Modern Art Oxford, 30 Pembroke Street, Oxford OX1 1BP



Johanna Unzueta: Tools for Life

Modern Art Oxford

8 February - 10 May 2020 (temporarily closed)

Review by Alex White

Anthropologists have long believed that the use and development of tools has played a key role in the evolution of humankind. Tools and their mechanisation have contributed to the advancement of agriculture, industrialisation and modernisation. Over the last two decades, New York-based, Chilean-born artist Johanna Unzueta has explored the impact of these technological advancements on labour and the human condition, particularly in relation to nature. Her new exhibition ‘Tools for Life’, at Modern Art Oxford (temporarily closed), brings together a body of work composed of large-scale felt sculptures, wearable garments, a Super-8 film shot in a Chilean textile factory, a wall mural and a selection of free-standing geometric drawings.


Unzueta’s work is all handmade. Her tools are her hands. Material and process form a significant part of her practice – from sourcing upcycled denim from a factory in Guatemala to working with natural plant dyes, each detail within the work has a story. Throughout Modern Art Oxford’s galleries, Unzueta highlights the mechanisms of manufacturing processes, whilst paying respect to the invisible labour and craft that goes into the clothes we wear and the objects we consume.

In the first gallery, a large felt chain is suspended from the ceiling. Made up of 16 cogs, each one the size of Unzueta herself, the work titled ‘Related to Myself’ (2019-20), draws attention to the machinery that facilitates labour production. The chain, an important invention for the engineering of movement – explored by Leonardo da Vinci amongst others – is found in most industrial machines. For Unzueta, the chain is also a metaphor for collaboration. Made from felt manufactured by a family company, with whom Unzueta has worked for many years, the material has personal significance. Scattered throughout the gallery are pipe sculptures made from the same felt and dyed in natural indigo.
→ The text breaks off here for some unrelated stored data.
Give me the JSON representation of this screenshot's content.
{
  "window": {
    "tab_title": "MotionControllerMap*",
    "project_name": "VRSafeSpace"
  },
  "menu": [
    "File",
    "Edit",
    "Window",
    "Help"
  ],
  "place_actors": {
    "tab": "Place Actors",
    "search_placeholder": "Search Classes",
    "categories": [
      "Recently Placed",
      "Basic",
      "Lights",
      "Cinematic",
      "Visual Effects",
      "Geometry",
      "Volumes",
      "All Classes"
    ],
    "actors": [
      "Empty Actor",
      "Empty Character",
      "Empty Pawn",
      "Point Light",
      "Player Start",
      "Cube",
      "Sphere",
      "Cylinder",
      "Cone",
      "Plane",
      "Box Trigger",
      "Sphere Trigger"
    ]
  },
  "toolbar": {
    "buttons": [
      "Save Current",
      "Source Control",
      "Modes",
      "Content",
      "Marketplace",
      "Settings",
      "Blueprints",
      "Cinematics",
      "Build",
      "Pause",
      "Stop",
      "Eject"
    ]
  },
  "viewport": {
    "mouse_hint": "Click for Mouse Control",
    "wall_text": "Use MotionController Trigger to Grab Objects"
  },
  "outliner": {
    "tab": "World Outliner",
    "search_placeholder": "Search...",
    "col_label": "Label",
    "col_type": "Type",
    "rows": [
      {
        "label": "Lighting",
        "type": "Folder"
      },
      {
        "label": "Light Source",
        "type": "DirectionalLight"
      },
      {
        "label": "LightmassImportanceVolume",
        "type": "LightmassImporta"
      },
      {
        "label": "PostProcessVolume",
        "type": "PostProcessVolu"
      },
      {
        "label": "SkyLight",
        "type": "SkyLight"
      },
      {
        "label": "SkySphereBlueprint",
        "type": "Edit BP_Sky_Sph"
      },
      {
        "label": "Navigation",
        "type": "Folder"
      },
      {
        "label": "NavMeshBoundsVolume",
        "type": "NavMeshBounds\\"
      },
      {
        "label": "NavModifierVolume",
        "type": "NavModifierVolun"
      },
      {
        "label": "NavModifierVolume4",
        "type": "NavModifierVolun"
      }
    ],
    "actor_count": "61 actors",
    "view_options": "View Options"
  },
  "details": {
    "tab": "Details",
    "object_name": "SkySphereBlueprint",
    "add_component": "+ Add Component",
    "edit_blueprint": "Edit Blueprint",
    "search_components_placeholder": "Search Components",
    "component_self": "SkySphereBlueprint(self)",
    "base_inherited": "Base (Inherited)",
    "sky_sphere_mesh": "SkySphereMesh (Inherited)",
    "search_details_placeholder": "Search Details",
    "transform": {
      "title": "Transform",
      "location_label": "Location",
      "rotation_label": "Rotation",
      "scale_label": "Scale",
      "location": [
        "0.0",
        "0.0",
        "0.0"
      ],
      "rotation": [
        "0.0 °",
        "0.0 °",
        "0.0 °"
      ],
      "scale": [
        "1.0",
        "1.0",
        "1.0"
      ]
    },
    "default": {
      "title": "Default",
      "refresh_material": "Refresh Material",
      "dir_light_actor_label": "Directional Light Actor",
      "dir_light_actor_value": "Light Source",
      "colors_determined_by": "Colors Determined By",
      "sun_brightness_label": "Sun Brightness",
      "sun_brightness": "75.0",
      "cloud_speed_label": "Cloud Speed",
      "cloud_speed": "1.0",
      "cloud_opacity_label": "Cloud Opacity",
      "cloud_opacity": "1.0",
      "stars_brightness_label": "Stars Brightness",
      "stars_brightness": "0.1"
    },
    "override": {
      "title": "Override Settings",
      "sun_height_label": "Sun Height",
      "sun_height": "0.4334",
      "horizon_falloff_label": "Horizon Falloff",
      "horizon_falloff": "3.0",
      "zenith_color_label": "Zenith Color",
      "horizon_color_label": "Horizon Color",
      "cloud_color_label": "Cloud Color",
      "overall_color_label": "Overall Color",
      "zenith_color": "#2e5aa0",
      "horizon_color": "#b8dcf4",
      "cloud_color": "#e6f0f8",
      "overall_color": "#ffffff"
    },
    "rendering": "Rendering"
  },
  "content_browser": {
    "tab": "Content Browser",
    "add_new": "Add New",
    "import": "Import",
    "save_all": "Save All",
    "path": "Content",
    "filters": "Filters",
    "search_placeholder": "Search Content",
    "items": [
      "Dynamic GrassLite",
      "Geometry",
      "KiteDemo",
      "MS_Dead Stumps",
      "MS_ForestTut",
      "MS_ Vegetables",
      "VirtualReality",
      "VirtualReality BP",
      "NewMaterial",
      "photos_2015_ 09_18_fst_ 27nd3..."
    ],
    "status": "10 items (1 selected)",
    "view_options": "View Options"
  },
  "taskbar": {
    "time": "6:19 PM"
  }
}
Always collaborative and responsive, Unzueta’s works reflect the language of the space, as Modern Art Oxford was once the site of Hanley’s City Brewery. Exposed pipework and other industrial remains are spectres of the past in trendy post-industrial repurposed architecture.

A collection of hanging garments in Gallery 2 forms the piece ‘A Garment for the Day’ (2019-ongoing). These ‘wearable sculptures’ resemble factory workwear and have been tailored to fit Modern Art Oxford staff. In direct contrast to the ‘fast fashion’ industry, the garments give new life to the upcycled fabric and are complete with wooden buttons made by hand by a father/son team in Mexico. Like the felt, the material Unzueta chooses to incorporate is the result of long standing relationships the artist has built into her practice. These collaborations are deeply political, as Unzueta is committed to equating fine art, craft and manufacturing processes. This is once again exemplified in the third gallery. Projected onto a woven fabric, Unzueta’s latest film ‘La Fabrica’ (2016-19) is on loop. Shot in Super-8, it depicts a historic textile factory in central Chile. As the camera slowly moves throughout the space, the chains and gears of the industrial sewing machines remind us of the 8mm film medium itself passing through a film reel. According to the exhibition notes, this factory once produced 80% of Chile’s wool textiles, and though it operates at a much smaller scale post financial crisis, it continues as a functioning factory. The fabric on which the film is projected was produced there.

While the mechanisms of Unzueta’s ‘trade’ are revealed throughout the first three galleries, the result of her labour is really on show in the final gallery. Here, a collection of her large-scale abstract geometric drawings is on display as objects mounted between transparent glass and held together with recycled wood beams, an homage to the Italian-Brazilian architect Lina Bo Bardi. The intricate, geometric patterns of her drawings reference a long history of geometric abstraction in Latin American art and are inspired by the ‘golden ratio’ found in nature. Each drawing is incredibly labour-intensive. They are done by hand without the use of a ruler, but rather using dressmaking techniques such as embroidery hoops. The large format paper is hand-dyed with natural dyes like fustic or indigo and applied in a variation of layers, a technique the artist learned from the Mapuche people in Southern Chile as well as through spending time in Antigua, Guatemala. Working with natural indigo is particularly time-consuming and requires patience to achieve the intense blues and purples.

The time and dedication to labour is important. Unzueta makes visible the labour that is often ignored, encouraging her viewers to really look at these everyday tools. The combination of indigenous craft techniques, art historical references and processes adopted from textile manufacturing within her practice bring to light the implications of labour on human existence, breaking the barriers between fine art and craft.